Israel melanjutkan “upaya terfokus dan intensif” untuk mengirimkan bantuan ke Gaza dan mengoordinasikan kampanye vaksinasi polio dengan WHO dan badan anak-anak PBB UNICEF, Oren Marmorstein, juru bicara kementerian luar negeri Israel, memposting di X.
Wakil Duta Besar AS untuk PBB, Robert Wood, mengatakan penting bagi Israel untuk memfasilitasi akses dan “memastikan masa tenang dan menahan diri dari operasi militer selama masa kampanye vaksinasi”. Ia menambahkan bahwa AS mendesak ” Israel untuk menghindari perintah evakuasi lebih lanjut selama periode ini”.
Pertumpahan darah terbaru dalam konflik Israel-Palestina yang telah berlangsung puluhan tahun dipicu pada tanggal 7 Oktober ketika Hamas menyerang Israel, menewaskan 1.200 orang dan menyandera sekitar 250 orang, menurut penghitungan Israel.
Serangan Israel berikutnya terhadap daerah kantong yang diperintah Hamas tersebut telah menewaskan lebih dari 40.000 warga Palestina, menurut kementerian kesehatan setempat, sementara juga menyebabkan hampir seluruh populasi yang berjumlah 2,3 juta orang mengungsi, menyebabkan krisis kelaparan dan memicu tuduhan genosida di Pengadilan Dunia yang dibantah Israel.

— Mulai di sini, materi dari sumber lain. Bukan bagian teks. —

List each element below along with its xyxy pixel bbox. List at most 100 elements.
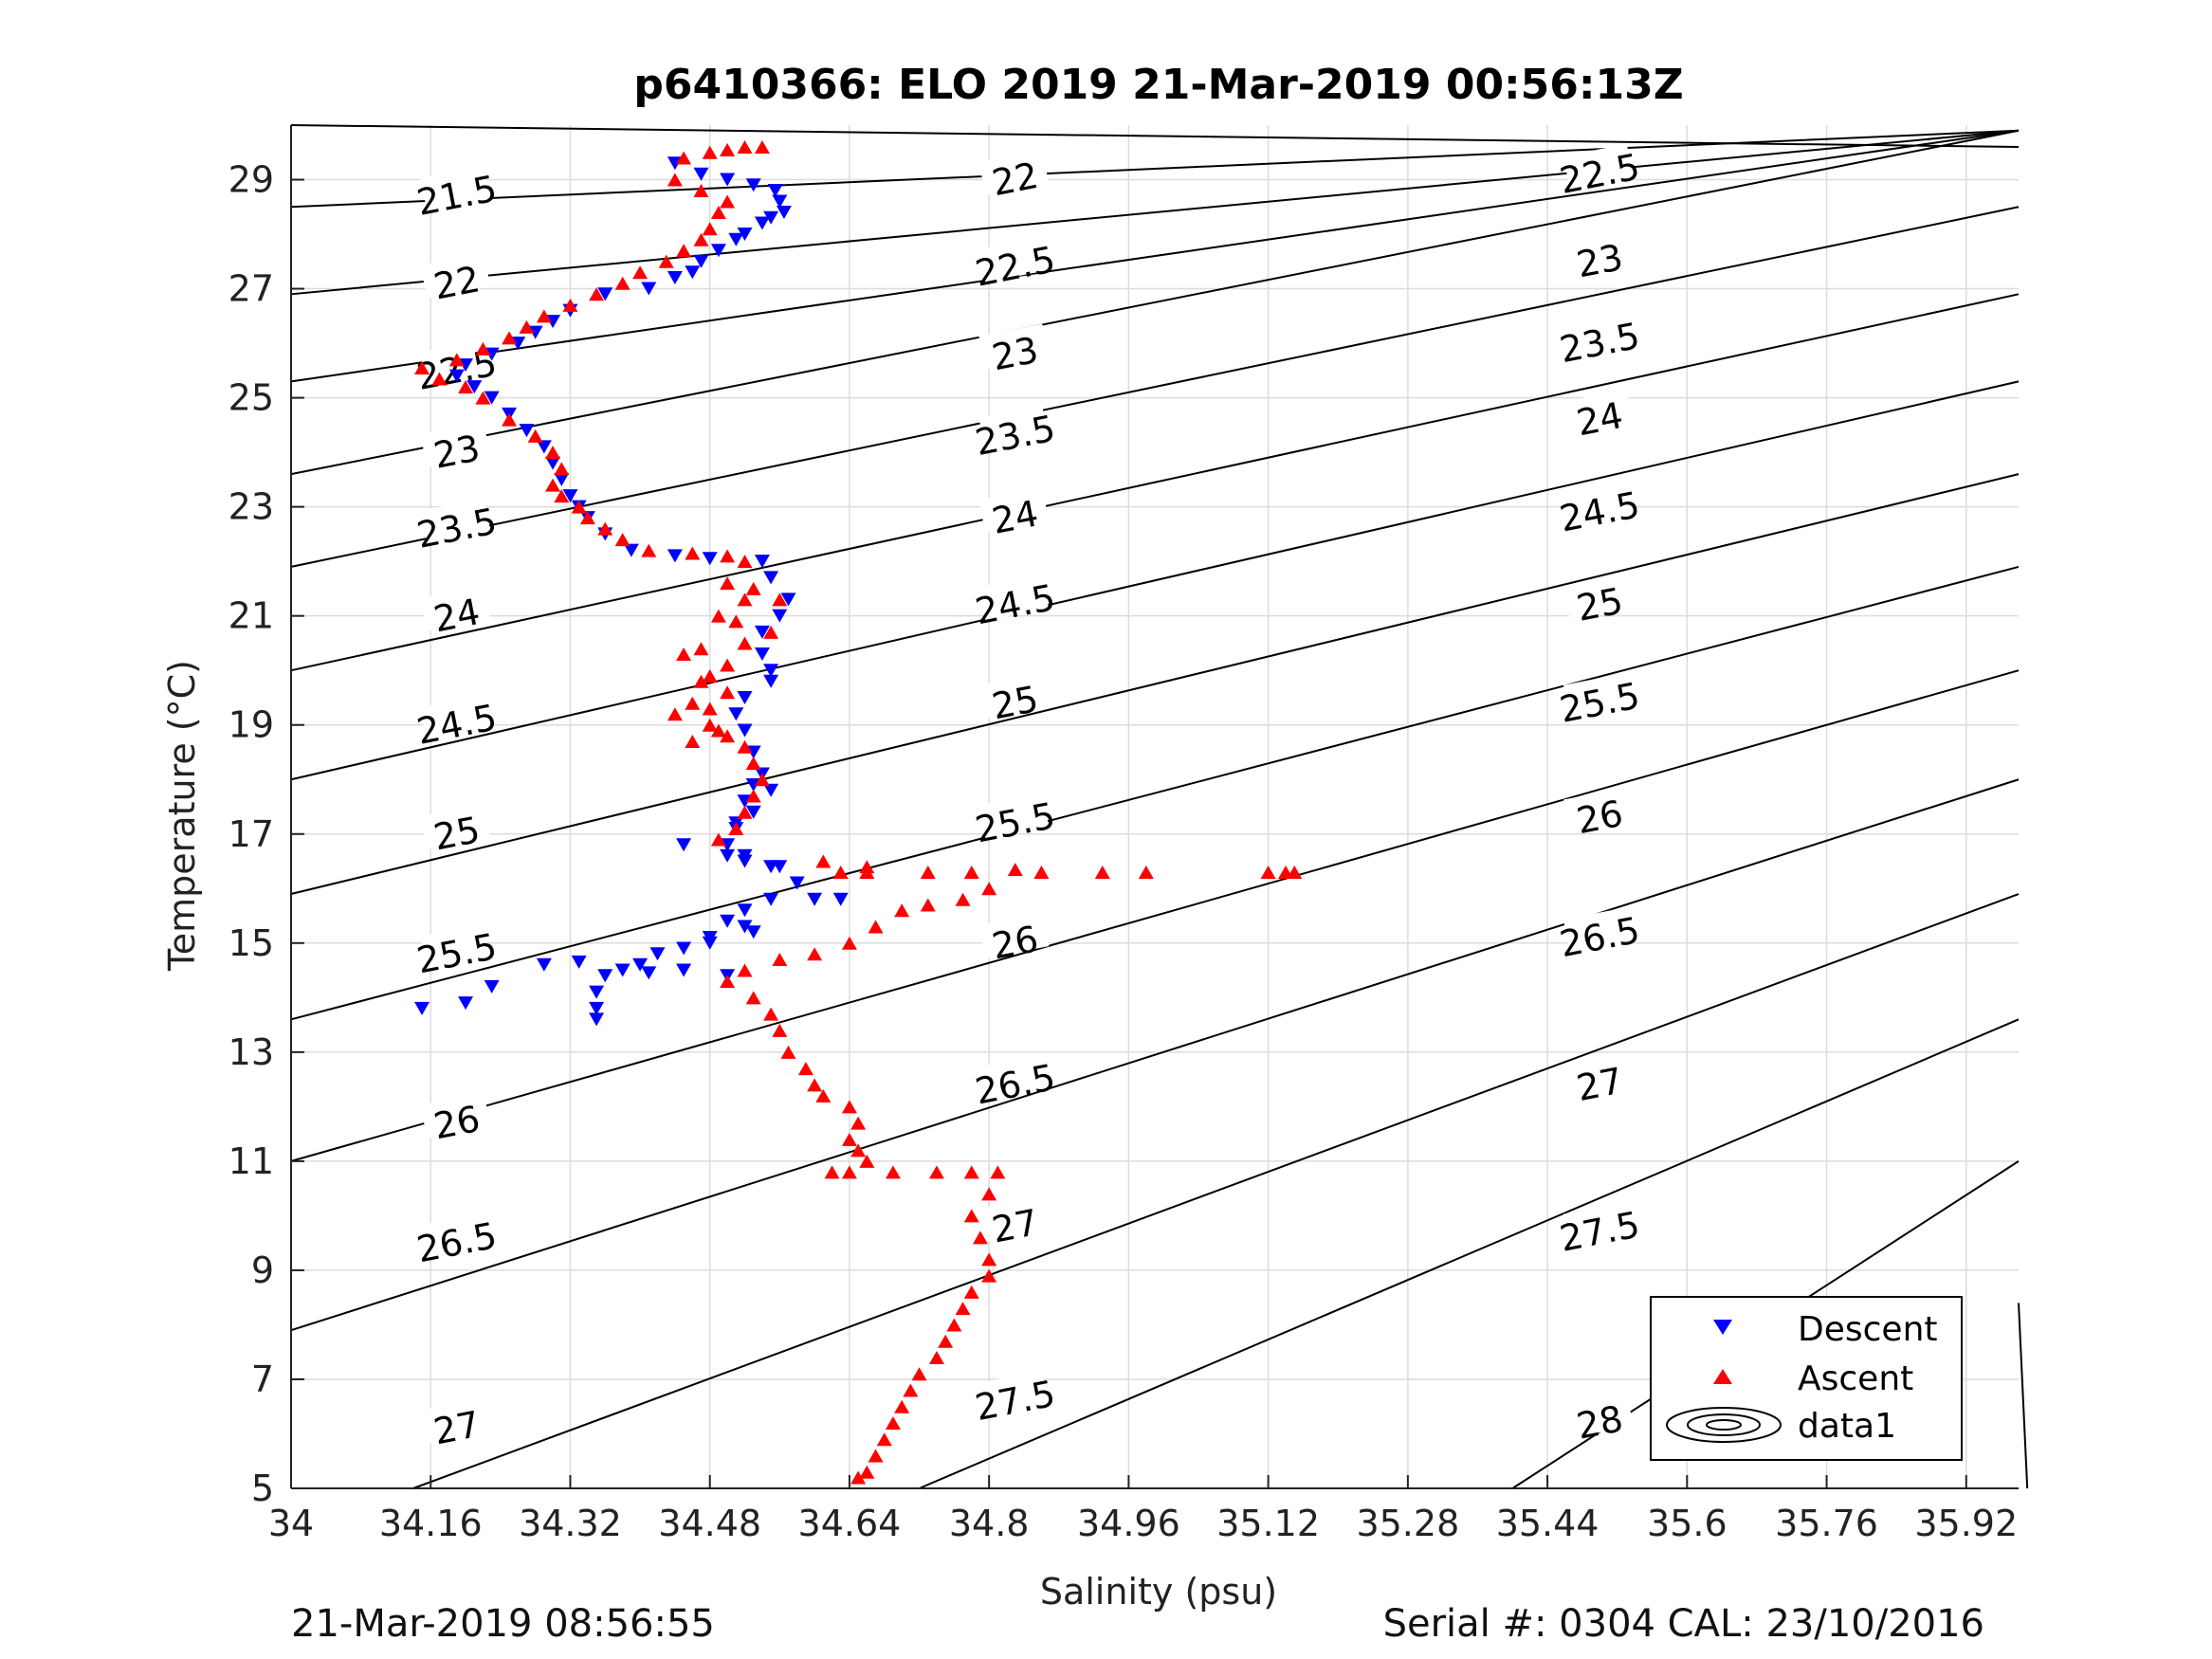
- ascent-point: [920, 898, 936, 912]
- ascent-point: [841, 1165, 857, 1179]
- x-tick-label: 34.64: [798, 1503, 902, 1544]
- descent-point: [649, 947, 666, 961]
- ascent-point: [710, 206, 726, 220]
- ascent-point: [475, 391, 491, 405]
- x-tick-label: 35.92: [1914, 1503, 2018, 1544]
- ascent-point: [737, 592, 753, 607]
- y-tick-label: 7: [251, 1358, 274, 1400]
- ascent-point: [894, 903, 910, 918]
- ascent-point: [685, 696, 701, 710]
- isopycnal-line: [290, 129, 2020, 209]
- legend-descent-label: Descent: [1798, 1310, 1938, 1349]
- y-tick-label: 15: [229, 922, 274, 964]
- contour-label-bg: [1563, 907, 1634, 954]
- ascent-point: [720, 729, 736, 743]
- descent-point: [685, 265, 701, 280]
- contour-label-middle: 26: [989, 918, 1042, 967]
- ascent-point: [597, 521, 613, 536]
- contour-label-bg: [978, 1054, 1050, 1101]
- ascent-point: [545, 478, 561, 492]
- footer-serial-cal: Serial #: 0304 CAL: 23/10/2016: [1382, 1602, 1984, 1646]
- ascent-point: [868, 920, 884, 934]
- ascent-point: [693, 184, 709, 198]
- ascent-point: [754, 773, 770, 787]
- contour-label-bg: [420, 694, 491, 741]
- descent-point: [720, 914, 736, 928]
- ascent-point: [876, 1432, 892, 1447]
- ascent-point: [981, 1252, 997, 1267]
- contour-label-middle: 22: [989, 155, 1042, 204]
- descent-point: [571, 955, 587, 969]
- descent-point: [667, 549, 683, 563]
- ascent-point: [720, 658, 736, 672]
- x-axis-label: Salinity (psu): [1040, 1571, 1277, 1613]
- contour-label-bg: [1563, 1054, 1634, 1101]
- ascent-point: [519, 319, 535, 334]
- ascent-point: [920, 866, 936, 880]
- ascent-point: [737, 963, 753, 977]
- ascent-point: [972, 1231, 988, 1245]
- x-tick-label: 35.28: [1356, 1503, 1459, 1544]
- ascent-point: [981, 882, 997, 896]
- ascent-point: [571, 500, 587, 514]
- contour-label-bg: [420, 252, 491, 300]
- descent-point: [772, 194, 788, 209]
- y-tick-label: 29: [229, 159, 274, 201]
- contour-label-bg: [420, 498, 491, 544]
- isopycnal-line: [290, 129, 2020, 383]
- ascent-point: [1287, 866, 1303, 880]
- contour-label-bg: [1563, 787, 1634, 833]
- contour-label-bg: [978, 672, 1050, 720]
- contour-label-group: 24: [420, 585, 491, 640]
- legend-ascent-marker: [1713, 1369, 1732, 1384]
- descent-point: [589, 1001, 605, 1015]
- contour-label-middle: 23: [989, 329, 1042, 378]
- contour-label-middle: 27: [989, 1201, 1042, 1250]
- ascent-point: [720, 549, 736, 563]
- ascent-point: [850, 1143, 867, 1158]
- descent-point: [641, 966, 657, 980]
- ascent-point: [545, 446, 561, 460]
- x-tick-label: 35.12: [1216, 1503, 1320, 1544]
- y-tick-label: 25: [229, 377, 274, 419]
- contour-label-bg: [1563, 1392, 1634, 1439]
- y-tick-label: 19: [229, 704, 274, 746]
- contour-label-right: 24: [1573, 394, 1626, 444]
- contour-label-left: 22: [430, 258, 484, 307]
- ascent-point: [737, 140, 753, 155]
- ascent-point: [710, 723, 726, 738]
- y-tick-label: 9: [251, 1249, 274, 1291]
- ascent-point: [737, 636, 753, 650]
- contour-label-group: 28: [1563, 1392, 1634, 1448]
- ascent-point: [728, 822, 744, 836]
- ascent-point: [850, 1470, 867, 1485]
- ascent-point: [554, 489, 570, 503]
- descent-point: [562, 489, 578, 503]
- descent-point: [737, 690, 753, 704]
- ascent-point: [772, 1023, 788, 1037]
- ascent-point: [614, 276, 631, 290]
- descent-point: [536, 440, 552, 454]
- ascent-point: [536, 309, 552, 323]
- ascent-point: [745, 756, 761, 770]
- ascent-point: [824, 1165, 840, 1179]
- x-tick-label: 35.76: [1775, 1503, 1878, 1544]
- ascent-point: [990, 1165, 1006, 1179]
- ascent-point: [667, 173, 683, 187]
- ascent-point: [431, 372, 448, 386]
- descent-point: [737, 848, 753, 863]
- descent-point: [737, 228, 753, 242]
- descent-point: [772, 609, 788, 623]
- ascent-point: [502, 412, 518, 427]
- y-tick-label: 13: [229, 1031, 274, 1073]
- contour-label-bg: [420, 803, 491, 850]
- descent-point: [667, 271, 683, 285]
- ascent-point: [850, 1116, 867, 1130]
- contour-label-middle: 24: [989, 492, 1042, 541]
- contour-label-right: 25: [1573, 579, 1626, 629]
- contour-label-group: 26.5: [972, 1054, 1058, 1113]
- contour-label-bg: [978, 793, 1050, 839]
- ascent-point: [728, 614, 744, 629]
- x-tick-label: 34.48: [658, 1503, 761, 1544]
- descent-point: [414, 1001, 430, 1015]
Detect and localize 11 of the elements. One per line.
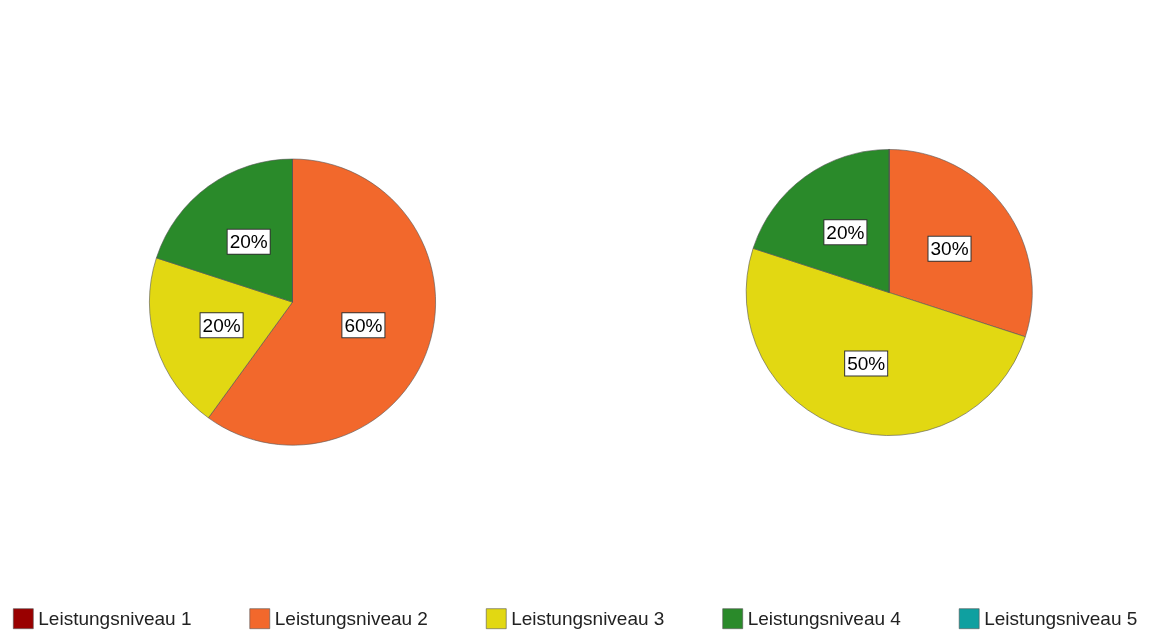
data-label: 30% <box>930 238 969 260</box>
legend-label: Leistungsniveau 2 <box>274 608 428 630</box>
data-label: 20% <box>229 231 268 253</box>
data-label: 50% <box>847 352 886 374</box>
legend-label: Leistungsniveau 5 <box>984 608 1138 630</box>
data-label: 20% <box>202 314 241 336</box>
legend-label: Leistungsniveau 1 <box>38 608 192 630</box>
data-label: 60% <box>344 314 383 336</box>
legend-label: Leistungsniveau 4 <box>747 608 902 630</box>
legend-label: Leistungsniveau 3 <box>511 608 665 630</box>
data-label: 20% <box>826 221 865 243</box>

Kantor PBB untuk Koordinasi Urusan Kemanusiaan pada hari Rabu mengatakan operasi bantuan di Gaza “sangat dibatasi oleh permusuhan, ketidakamanan, dan perintah evakuasi massal yang memengaruhi rute dan fasilitas transportasi bantuan”.
Kepala bantuan PBB Joyce Msuya mengatakan pada hari Kamis bahwa untuk pertama kalinya dalam perang yang berlangsung hampir 11 bulan, Israel telah membatalkan perintah evakuasi untuk tiga blok di Deir al-Balah, seraya menambahkan, “Tim kami sedang bekerja untuk memastikan apakah kami sekarang dapat kembali ke tempat yang harus kami tinggalkan pada tanggal 25 Agustus.”
Perintah evakuasi yang dikeluarkan pada hari Minggu telah “menyebabkan relokasi staf PBB terbesar sejak kami dipaksa meninggalkan Gaza utara pada bulan Oktober 2023,” kata Msuya, yang berdampak pada sekitar 200 staf, lebih dari selusin wisma yang digunakan oleh PBB dan kelompok-kelompok bantuan, serta empat gudang PBB.